My kids came home this week with their first term report cards. I opened them up and braced myself. Last year’s report cards were decent, but Claire struggled academically in math and Austin sometimes shut down in big groups. I figured that those flaws were okay because, well, if they were managing to just attend school, that struck me as a win for the year.
But this year’s report cards were great. I mean, no one is going to Harvard tomorrow, but both of my big kids are on grade level and doing things like “respecting the rights of others.” Austin “has a large peer group and enjoys interacting with all of his classmates” and Claire “demonstrated a strong understanding of how to classify shapes by their attributes, including angle sizes.” Even Tommy “enters the classroom with ease.” I was thrilled and read each of their report cards out loud to them in front of their siblings. “Great work, kids!” I said with a smile on my face.
And then I put the report cards in their school files. Because, of course, there’s no one else who really wants to find out whether Austin is “using time wisely” except me.
It’s just another stupid small thing that broke my heart. I texted a few widow and widower friends of mine, “Why is it that report cards break my heart? My kids are doing fine, but it’s terrible that I don’t have anyone else who really cares about what they say. I mean, Claire can actually do math this year and Austin has raised his hand more than once this Fall and I’m the only one who thinks these things are momentous.”
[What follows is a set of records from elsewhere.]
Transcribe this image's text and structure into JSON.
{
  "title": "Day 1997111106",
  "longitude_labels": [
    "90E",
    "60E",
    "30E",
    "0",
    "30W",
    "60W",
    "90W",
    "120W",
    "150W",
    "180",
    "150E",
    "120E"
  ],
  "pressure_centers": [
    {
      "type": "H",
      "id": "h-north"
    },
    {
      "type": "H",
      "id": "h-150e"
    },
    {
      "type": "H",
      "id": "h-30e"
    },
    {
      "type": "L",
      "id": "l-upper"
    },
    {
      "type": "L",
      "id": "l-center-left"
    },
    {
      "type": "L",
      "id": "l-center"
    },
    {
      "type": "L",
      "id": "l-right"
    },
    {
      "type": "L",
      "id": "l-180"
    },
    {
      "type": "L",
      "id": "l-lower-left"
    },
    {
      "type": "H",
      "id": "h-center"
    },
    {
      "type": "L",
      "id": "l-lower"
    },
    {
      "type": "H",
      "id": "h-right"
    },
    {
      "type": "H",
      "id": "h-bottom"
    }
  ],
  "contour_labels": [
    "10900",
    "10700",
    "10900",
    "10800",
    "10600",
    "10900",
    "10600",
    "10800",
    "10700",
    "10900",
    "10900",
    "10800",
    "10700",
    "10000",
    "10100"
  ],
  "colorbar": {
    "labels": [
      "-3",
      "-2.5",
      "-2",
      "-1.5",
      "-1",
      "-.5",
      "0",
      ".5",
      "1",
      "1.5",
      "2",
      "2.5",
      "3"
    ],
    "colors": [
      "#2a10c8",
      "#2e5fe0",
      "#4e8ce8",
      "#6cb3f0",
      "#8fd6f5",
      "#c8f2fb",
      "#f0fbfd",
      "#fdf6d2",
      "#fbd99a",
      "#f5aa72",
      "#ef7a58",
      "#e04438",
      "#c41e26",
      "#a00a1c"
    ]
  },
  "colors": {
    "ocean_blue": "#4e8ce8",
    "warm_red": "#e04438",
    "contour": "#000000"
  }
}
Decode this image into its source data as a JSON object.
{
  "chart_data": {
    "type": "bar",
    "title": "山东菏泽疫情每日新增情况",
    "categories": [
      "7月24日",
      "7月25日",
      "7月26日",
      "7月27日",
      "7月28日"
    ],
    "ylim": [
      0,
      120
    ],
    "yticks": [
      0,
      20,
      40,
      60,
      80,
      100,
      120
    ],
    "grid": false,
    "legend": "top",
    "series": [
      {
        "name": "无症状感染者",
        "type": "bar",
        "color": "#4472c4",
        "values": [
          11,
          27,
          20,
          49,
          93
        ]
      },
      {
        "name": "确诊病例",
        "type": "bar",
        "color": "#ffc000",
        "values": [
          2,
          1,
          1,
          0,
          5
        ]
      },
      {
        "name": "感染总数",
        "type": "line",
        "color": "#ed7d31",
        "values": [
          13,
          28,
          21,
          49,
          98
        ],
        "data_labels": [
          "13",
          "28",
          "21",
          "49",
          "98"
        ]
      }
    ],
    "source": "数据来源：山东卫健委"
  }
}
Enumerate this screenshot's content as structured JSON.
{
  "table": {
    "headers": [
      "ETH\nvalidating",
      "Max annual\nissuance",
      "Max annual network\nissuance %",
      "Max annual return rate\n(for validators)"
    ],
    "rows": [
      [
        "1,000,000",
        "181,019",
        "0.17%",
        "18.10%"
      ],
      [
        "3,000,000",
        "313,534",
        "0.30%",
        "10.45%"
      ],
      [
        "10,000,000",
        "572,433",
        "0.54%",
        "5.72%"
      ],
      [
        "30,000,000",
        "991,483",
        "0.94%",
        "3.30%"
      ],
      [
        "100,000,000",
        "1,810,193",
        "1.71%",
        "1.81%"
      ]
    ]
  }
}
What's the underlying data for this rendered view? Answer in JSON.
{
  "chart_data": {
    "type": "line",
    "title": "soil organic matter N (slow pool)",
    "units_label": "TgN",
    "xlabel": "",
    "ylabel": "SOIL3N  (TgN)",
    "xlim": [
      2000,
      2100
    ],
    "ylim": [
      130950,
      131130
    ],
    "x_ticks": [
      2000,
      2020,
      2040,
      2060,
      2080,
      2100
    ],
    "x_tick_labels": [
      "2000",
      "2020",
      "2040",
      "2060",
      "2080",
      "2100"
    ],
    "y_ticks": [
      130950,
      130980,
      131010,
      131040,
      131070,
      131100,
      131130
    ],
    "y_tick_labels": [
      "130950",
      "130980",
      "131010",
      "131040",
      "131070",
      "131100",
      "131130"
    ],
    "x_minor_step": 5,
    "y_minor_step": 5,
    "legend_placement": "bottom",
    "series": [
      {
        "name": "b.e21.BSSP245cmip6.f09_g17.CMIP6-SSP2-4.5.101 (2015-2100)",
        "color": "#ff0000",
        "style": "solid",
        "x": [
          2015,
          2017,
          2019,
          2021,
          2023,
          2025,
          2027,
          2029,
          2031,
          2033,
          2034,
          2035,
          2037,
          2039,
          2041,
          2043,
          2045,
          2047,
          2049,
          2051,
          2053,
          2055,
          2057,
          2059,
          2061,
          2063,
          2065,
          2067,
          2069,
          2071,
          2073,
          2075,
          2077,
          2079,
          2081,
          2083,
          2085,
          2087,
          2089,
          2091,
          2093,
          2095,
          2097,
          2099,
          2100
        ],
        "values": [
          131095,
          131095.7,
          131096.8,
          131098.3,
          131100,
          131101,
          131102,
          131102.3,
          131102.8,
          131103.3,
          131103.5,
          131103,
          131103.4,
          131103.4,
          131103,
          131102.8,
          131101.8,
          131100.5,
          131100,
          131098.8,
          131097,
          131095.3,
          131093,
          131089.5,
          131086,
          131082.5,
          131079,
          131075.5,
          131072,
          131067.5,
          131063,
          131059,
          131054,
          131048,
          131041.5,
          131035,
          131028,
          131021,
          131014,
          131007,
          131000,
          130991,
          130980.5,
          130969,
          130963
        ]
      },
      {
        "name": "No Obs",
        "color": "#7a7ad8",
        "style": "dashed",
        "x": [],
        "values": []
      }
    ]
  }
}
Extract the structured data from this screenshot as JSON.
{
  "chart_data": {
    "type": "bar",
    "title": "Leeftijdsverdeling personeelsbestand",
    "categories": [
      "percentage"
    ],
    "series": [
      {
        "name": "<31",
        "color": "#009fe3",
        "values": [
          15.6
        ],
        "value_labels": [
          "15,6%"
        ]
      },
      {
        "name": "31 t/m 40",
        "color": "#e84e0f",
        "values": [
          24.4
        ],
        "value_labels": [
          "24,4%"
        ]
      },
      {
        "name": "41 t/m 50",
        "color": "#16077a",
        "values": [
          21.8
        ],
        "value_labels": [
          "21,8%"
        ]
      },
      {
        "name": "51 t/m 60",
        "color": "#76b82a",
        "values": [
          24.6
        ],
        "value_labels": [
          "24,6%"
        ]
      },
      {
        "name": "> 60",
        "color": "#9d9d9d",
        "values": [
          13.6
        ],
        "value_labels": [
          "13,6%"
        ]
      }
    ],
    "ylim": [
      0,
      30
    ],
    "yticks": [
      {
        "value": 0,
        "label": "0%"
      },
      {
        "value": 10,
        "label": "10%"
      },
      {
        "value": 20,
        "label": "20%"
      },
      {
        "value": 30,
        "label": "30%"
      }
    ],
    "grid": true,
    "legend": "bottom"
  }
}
My friends all texted back that they were really proud of my kids. I got a few hilarious emojis and more than one “woohoo!” I was grateful for that. But I still felt sad.
Shawn used to love report card time. He spent hours analyzing what the teachers said about the kids and once I realized how important he thought they were, I spent more time on the comments I wrote for my own students. He also got a huge kick out of the standards that asked 2nd graders, for example, to “understand the global presence of art and its cultural and historical importance.” Every time report cards came home, he’d sit on the couch in the evening and read the standards one by one. When there was a particularly extreme one, he’d read it out loud and we’d both laugh.
God, the things you miss when someone is gone. Just typing that paragraph made me cry.
When I try to explain to other people the stress of being a single parent, there is always so much focus on the logistics. Many people think that it must be difficult for me to shuttle all of my kids to their various activities every weekend. Others worry that I must be stressed out making sure that the kids all have their flu shots and haircuts and properly-sized raincoats. And then there are always those who are concerned that the stress of keeping us afloat financially must be very difficult.
Of course, all of those things are tough. But I have help with a lot of the logistics. I am lucky that someone different picks up Austin for sports practice each week. My dad loves to go to the grocery store for us. And someone is always helping me organize my life in one way or another.
But no one pours over those report cards anymore. No one except me.
Yes, my dad was excited that his math tutoring of Claire has paid off, and yes, I know that he was glad that Austin is following classroom rules. But it’s not the same. We both know that.
Single parenting is tough for so many reasons.
But I’d make a thousand lunches and do a million carpools if I could just watch Shawn as he looked over their report cards this year. I’d do anything for a moment like that because I know what it would be like. It would be like seeing my own emotions reflected right back at me.
He was the only person who ever looked at those report cards with the same love that I did.